Typically referred to as the fifteen minutes of chaos, and Agnostic Front's breakthrough record, Victim In Pain
serves a lot more than anybody else thought a few small tracks of pure disorder could. The story of the band itself is very simple and almost unimportant to their actual run. The band was formed in New York City by Vinnie Stigma (Guitar) and Roger Miret (Vocals) in 1982. Afterwards, they picked up Adam Moochie (Bass), and Ray Beez (Drums). The boys then released their largely successful debut E.P, United Blood
in 1983. After sacking the rhythm section, Stigma and Miret got a hold of bassist Rob Kabula and drummer Dave Jones, and recorded the short, and sweet L.P that many fans call the "definite" Agnostic Front record. Packed with a total of eleven teeth-grinding tracks, the longest falling in at a bit over two minutes, the album progresses to it's fifteen minute mark fairly quick, but it's the band's work inbetween all this clutter that really counts, at least on my part. Listen to Victim In Pain
from beginning to end, and you'll see what all the talk, (if any) has been about.
As the first, and title starts up with quite and explosion, it generates a speedy punch in the face by front-men Miret and Stigma that to me is unmatched by mostly everyone else that ever hit the genre after the band itself. What you hear is noise, but although very organized, it seems like the insanely fast-paced notes these guys are playing are scattered all over the place as Miret vocals command the force that slowly crawls toward the listener. I will say, that Roger Miret is single-handedly one of my favorite vocalists of all time, if not the best in the "hardcore" genre of punk. Miret acts as the powerhouse and the foundation of the noise that reaches your eardrums as they're being pounded away by the others. In other words, Roger is the clear highlight on the album for me, as he does an outstounding job on every track, leave alone a couple that seem unimportant. To lead the actual musical composition, is Stigma, who shares some of his more earlier/decent material here, but still causes a riot on stage. While about 60% of his guitar-work on the album is decent, therefore acceptable, his stand-out tracks, like "Power", and "Society Sicker" show what Stigma really stands for. As far as the rhythm section goes, Kabula and Jones work together to provide a great backdrop for the album the whole way through, but at the end, comes out as not very impressive, but as the other two front-men keep the listener highly entertained, it really shouldn't matter. Every song will be built the exact same, and focusing on the same portions of the track and most of the time on vocals by Miret, they will all seem very hard to divide up at first.

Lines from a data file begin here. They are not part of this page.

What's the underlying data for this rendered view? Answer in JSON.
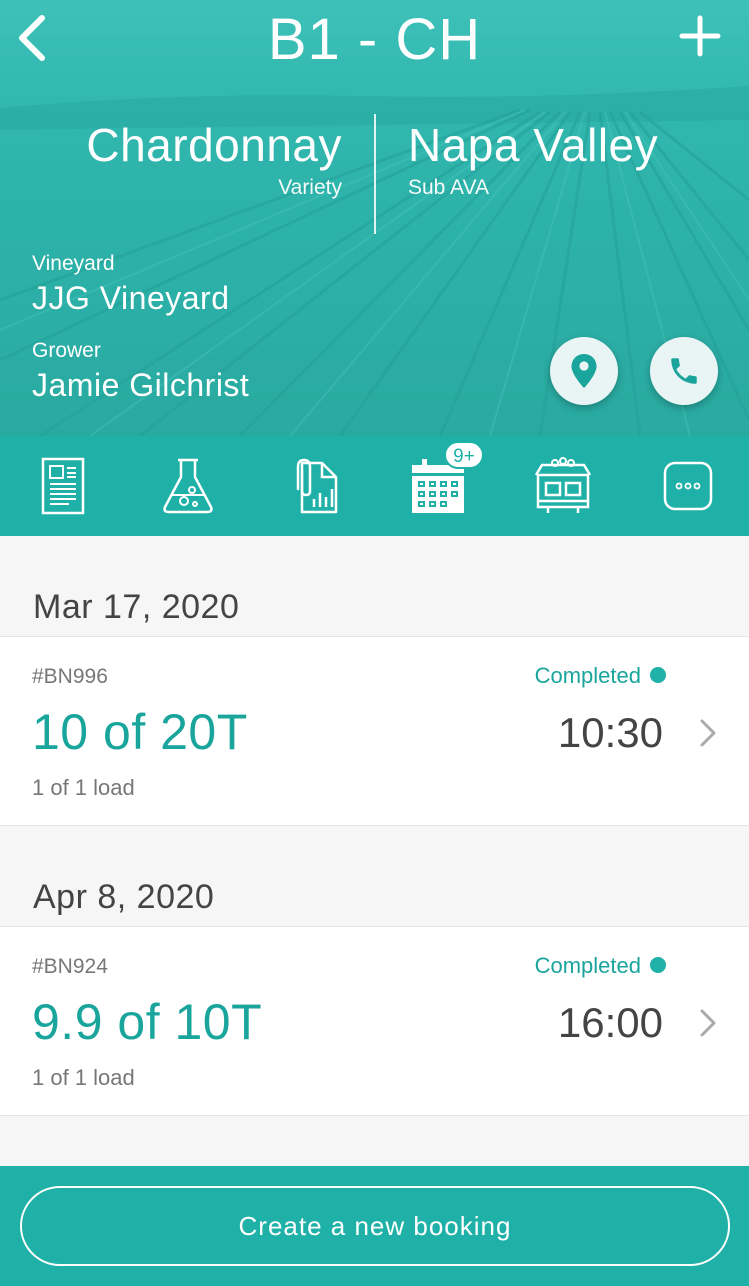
{
  "header": {
    "title": "B1 - CH",
    "variety": {
      "value": "Chardonnay",
      "label": "Variety"
    },
    "sub_ava": {
      "value": "Napa Valley",
      "label": "Sub AVA"
    },
    "vineyard": {
      "label": "Vineyard",
      "value": "JJG Vineyard"
    },
    "grower": {
      "label": "Grower",
      "value": "Jamie Gilchrist"
    },
    "back_icon": "chevron-left-icon",
    "add_icon": "plus-icon",
    "actions": [
      {
        "name": "location",
        "icon": "map-pin-icon"
      },
      {
        "name": "call",
        "icon": "phone-icon"
      }
    ]
  },
  "toolbar": {
    "tabs": [
      {
        "name": "notes",
        "icon": "document-icon"
      },
      {
        "name": "lab",
        "icon": "flask-icon"
      },
      {
        "name": "attachments",
        "icon": "paperclip-chart-icon"
      },
      {
        "name": "bookings",
        "icon": "calendar-icon",
        "active": true,
        "badge": "9+"
      },
      {
        "name": "winery",
        "icon": "winery-building-icon"
      },
      {
        "name": "more",
        "icon": "more-icon"
      }
    ]
  },
  "bookings": [
    {
      "date": "Mar 17, 2020",
      "id": "#BN996",
      "status": "Completed",
      "amount": "10 of 20T",
      "time": "10:30",
      "loads": "1 of 1 load"
    },
    {
      "date": "Apr 8, 2020",
      "id": "#BN924",
      "status": "Completed",
      "amount": "9.9 of 10T",
      "time": "16:00",
      "loads": "1 of 1 load"
    }
  ],
  "footer": {
    "create_label": "Create a new booking"
  },
  "colors": {
    "accent": "#1fb1a7",
    "accent_text": "#1aa59c",
    "hero": "#3dc2b9",
    "status_completed": "#1fb1a7"
  }
}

As this is more of a short and sudden gathering of chaotic proportions, it really doesn't qualify as an actual record by the band, but this review is here for a reason, and it stands for this being some of the best the band has ever put out, at least in their earlier years. The time limit will hit you like a brick, and if you're just sitting there at your computer concentrated on something else, and not so much on the music itself, every track will be highly undistinguished and will all fly by faster than a heartbeat. "So pay close attention, this is some of early hardcore at it's very ****ing best" says Roger Miret.